The euro area’s real effective exchange rate and current account in 2016 were broadly consistent with medium-term fundamentals. But there were large misalignments at the national level in some cases. Faster wage inflation and stronger domestic demand in Germany and the Netherlands and other net external creditors would help reduce their large current account surpluses. In parallel, net external debtors such as Italy and Spain need to undertake further reforms—in both labor and product markets—to keep productivity growth above wage increases.

Keep striving for a clean, efficient, and single euro area financial system

Building a unified banking system requires completing the banking union. Supervisors should work to reduce ring-fencing of capital and liquidity. A common deposit insurance scheme with a common fiscal backstop would facilitate greater cross-border activity, and represent significant progress towards a true banking union.

Progress on reducing non-performing loan (NPL) stocks has been slow in some countries, but recent supervisory actions are encouraging. Although asset quality problems are concentrated in a few national jurisdictions, they cast a long shadow, posing an “EU-relevant” challenge. The ECB’s supervisory guidance on NPLs should be applied in a proportionate way to all euro area credit institutions, followed by strict supervisory monitoring. Enhanced supervision should be complemented with continued harmonization and modernization of national corporate and household insolvency frameworks as well as the development of distressed debt markets. A blueprint from the Commission on national asset management companies to purchase banks’ impaired assets would provide greater clarity and certainty to countries and investors over compliance with the state aid rules and the Bank Recovery and Resolution Directive (BRRD).

Low bank profitability requires concerted action, including resolution where necessary. Banks need to restructure and consolidate, discontinuing unprofitable business lines, developing new sources of noninterest income, and rationalizing staffing levels and branch networks. Although some large banks, faced with market pressure, have raised capital and improved profitability recently, structural weaknesses continue to depress profits in many medium- and small-sized banks. There have been few bank resolutions or closures, suggesting a reluctance by national authorities to apply the BRRD fully and a lack of coordination between the several euro area-level institutions involved. Delays prolong uncertainty, however, and stand in the way of much needed industry consolidation.

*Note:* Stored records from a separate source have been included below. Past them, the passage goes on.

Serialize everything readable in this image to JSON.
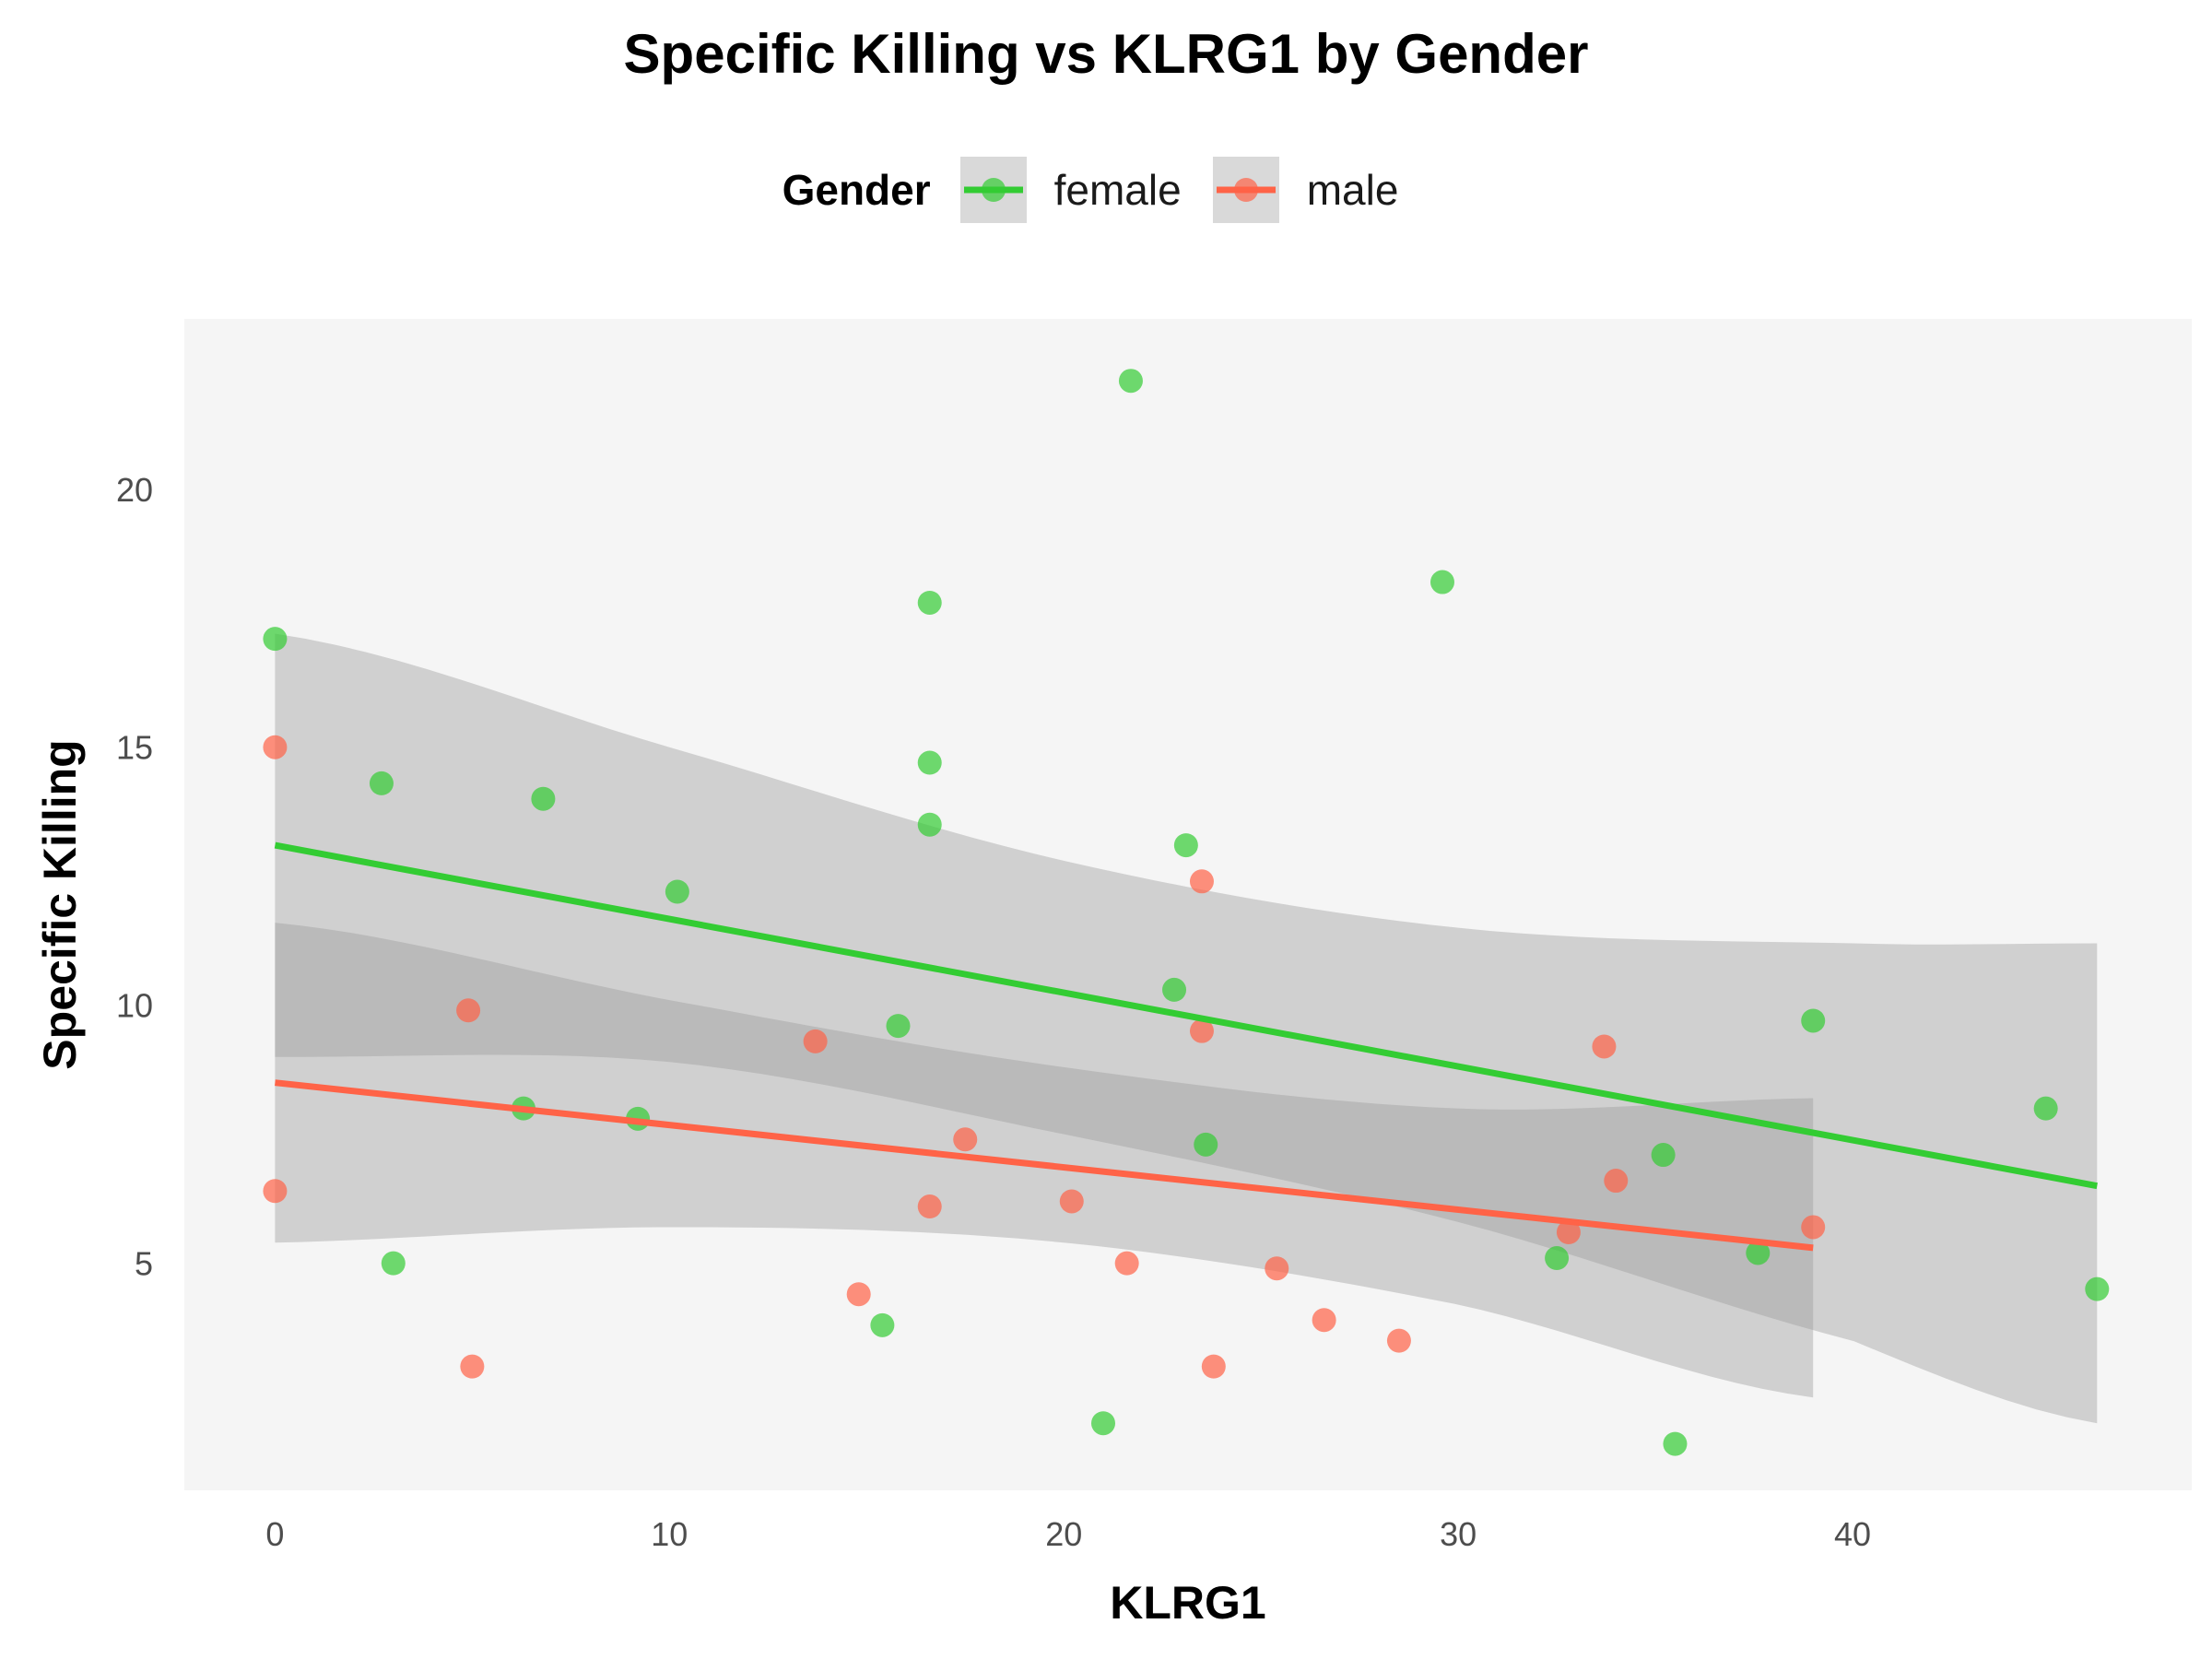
{
  "chart_data": {
    "type": "scatter",
    "title": "Specific Killing vs KLRG1 by Gender",
    "xlabel": "KLRG1",
    "ylabel": "Specific Killing",
    "xlim": [
      -2.3,
      48.6
    ],
    "ylim": [
      0.6,
      23.3
    ],
    "x_ticks": [
      0,
      10,
      20,
      30,
      40
    ],
    "y_ticks": [
      5,
      10,
      15,
      20
    ],
    "legend": {
      "title": "Gender",
      "position": "top"
    },
    "background": "#f5f5f5",
    "grid": false,
    "series": [
      {
        "name": "female",
        "color": "#33cc33",
        "points": [
          [
            0,
            17.1
          ],
          [
            2.7,
            14.3
          ],
          [
            3.0,
            5.0
          ],
          [
            6.3,
            8.0
          ],
          [
            6.8,
            14.0
          ],
          [
            9.2,
            7.8
          ],
          [
            10.2,
            12.2
          ],
          [
            15.4,
            3.8
          ],
          [
            15.8,
            9.6
          ],
          [
            16.6,
            17.8
          ],
          [
            16.6,
            14.7
          ],
          [
            16.6,
            13.5
          ],
          [
            21.0,
            1.9
          ],
          [
            21.7,
            22.1
          ],
          [
            22.8,
            10.3
          ],
          [
            23.1,
            13.1
          ],
          [
            23.6,
            7.3
          ],
          [
            29.6,
            18.2
          ],
          [
            32.5,
            5.1
          ],
          [
            35.2,
            7.1
          ],
          [
            35.5,
            1.5
          ],
          [
            37.6,
            5.2
          ],
          [
            39.0,
            9.7
          ],
          [
            44.9,
            8.0
          ],
          [
            46.2,
            4.5
          ]
        ],
        "fit": {
          "x": [
            0,
            46.2
          ],
          "y": [
            13.1,
            6.5
          ]
        },
        "ci": {
          "x": [
            0,
            10,
            20,
            30,
            40,
            46.2
          ],
          "upper": [
            17.2,
            15.0,
            12.8,
            11.5,
            11.2,
            11.2
          ],
          "lower": [
            9.0,
            8.9,
            7.5,
            5.8,
            3.5,
            1.9
          ]
        }
      },
      {
        "name": "male",
        "color": "#ff6347",
        "points": [
          [
            0,
            15.0
          ],
          [
            0,
            6.4
          ],
          [
            4.9,
            9.9
          ],
          [
            5.0,
            3.0
          ],
          [
            13.7,
            9.3
          ],
          [
            14.8,
            4.4
          ],
          [
            16.6,
            6.1
          ],
          [
            17.5,
            7.4
          ],
          [
            20.2,
            6.2
          ],
          [
            21.6,
            5.0
          ],
          [
            23.5,
            12.4
          ],
          [
            23.5,
            9.5
          ],
          [
            23.8,
            3.0
          ],
          [
            25.4,
            4.9
          ],
          [
            26.6,
            3.9
          ],
          [
            28.5,
            3.5
          ],
          [
            32.8,
            5.6
          ],
          [
            33.7,
            9.2
          ],
          [
            34.0,
            6.6
          ],
          [
            39.0,
            5.7
          ]
        ],
        "fit": {
          "x": [
            0,
            39.0
          ],
          "y": [
            8.5,
            5.3
          ]
        },
        "ci": {
          "x": [
            0,
            10,
            20,
            30,
            39.0
          ],
          "upper": [
            11.6,
            10.1,
            8.8,
            8.0,
            8.2
          ],
          "lower": [
            5.4,
            5.7,
            5.4,
            4.2,
            2.4
          ]
        }
      }
    ]
  }
}
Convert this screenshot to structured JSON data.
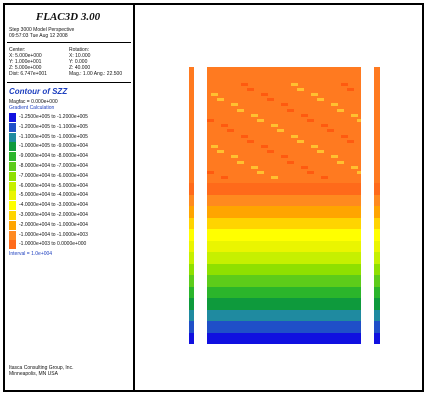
{
  "header": {
    "title": "FLAC3D 3.00",
    "step_line": "Step 3000 Model Perspective",
    "date_line": "09:57:03 Tue Aug 12 2008"
  },
  "view": {
    "center_label": "Center:",
    "center": [
      "X: 5.000e+000",
      "Y: 1.000e+001",
      "Z: 5.000e+000"
    ],
    "dist": "Dist: 6.747e+001",
    "rotation_label": "Rotation:",
    "rotation": [
      "X: 10.000",
      "Y: 0.000",
      "Z: 40.000"
    ],
    "mag": "Mag.: 1.00  Ang.: 22.500"
  },
  "contour": {
    "title": "Contour of SZZ",
    "magfac": "Magfac = 0.000e+000",
    "gradient": "Gradient Calculation",
    "levels": [
      "-1.2500e+005 to -1.2000e+005",
      "-1.2000e+005 to -1.1000e+005",
      "-1.1000e+005 to -1.0000e+005",
      "-1.0000e+005 to -9.0000e+004",
      "-9.0000e+004 to -8.0000e+004",
      "-8.0000e+004 to -7.0000e+004",
      "-7.0000e+004 to -6.0000e+004",
      "-6.0000e+004 to -5.0000e+004",
      "-5.0000e+004 to -4.0000e+004",
      "-4.0000e+004 to -3.0000e+004",
      "-3.0000e+004 to -2.0000e+004",
      "-2.0000e+004 to -1.0000e+004",
      "-1.0000e+004 to -1.0000e+003",
      "-1.0000e+003 to  0.0000e+000"
    ],
    "interval": "Interval = 1.0e+004"
  },
  "footer": {
    "company": "Itasca Consulting Group, Inc.",
    "city": "Minneapolis, MN USA"
  },
  "colors": {
    "bands": [
      "#1010e0",
      "#1f4fc8",
      "#1f8aa0",
      "#0e9a3c",
      "#2bb52b",
      "#5dcc1a",
      "#8fe000",
      "#c6f000",
      "#eaf500",
      "#ffff00",
      "#ffd400",
      "#ffa500",
      "#ff8a1f",
      "#ff6a1a"
    ],
    "top_block": "#ff7a20",
    "mesh_light": "#ffc030",
    "mesh_dark": "#ff5a10"
  }
}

Brexit creates challenges, but also provides an opportunity to advance the capital markets union (CMU). Investor sentiment could be weighed down by Brexit-related uncertainties, and—over the medium-term—supply chains distributed between the UK and continental Europe could face disruptions. The migration of multifaceted financial activities from London to the mainland may result in some loss of economies of scale, and some—likely modest— impact on transaction costs. Supervisory resources and capacities should be strengthened concordantly. This would give a fillip to the CMU, thereby promoting non-bank sources of funding and increasing private risk-sharing. As one EU member state leaves, others will need to pull closer together.

A call to action

In sum, even as past policy efforts bear fruit, much remains to be done—at both the national and collective levels. Monetary policy must remain accommodative. Some countries need more spending to lift potential growth, while others need to consolidate to rebuild buffers. All countries need structural reforms. And, not least, the strengthening recovery makes this an excellent time to push for ambitious architectural reforms to deepen the union.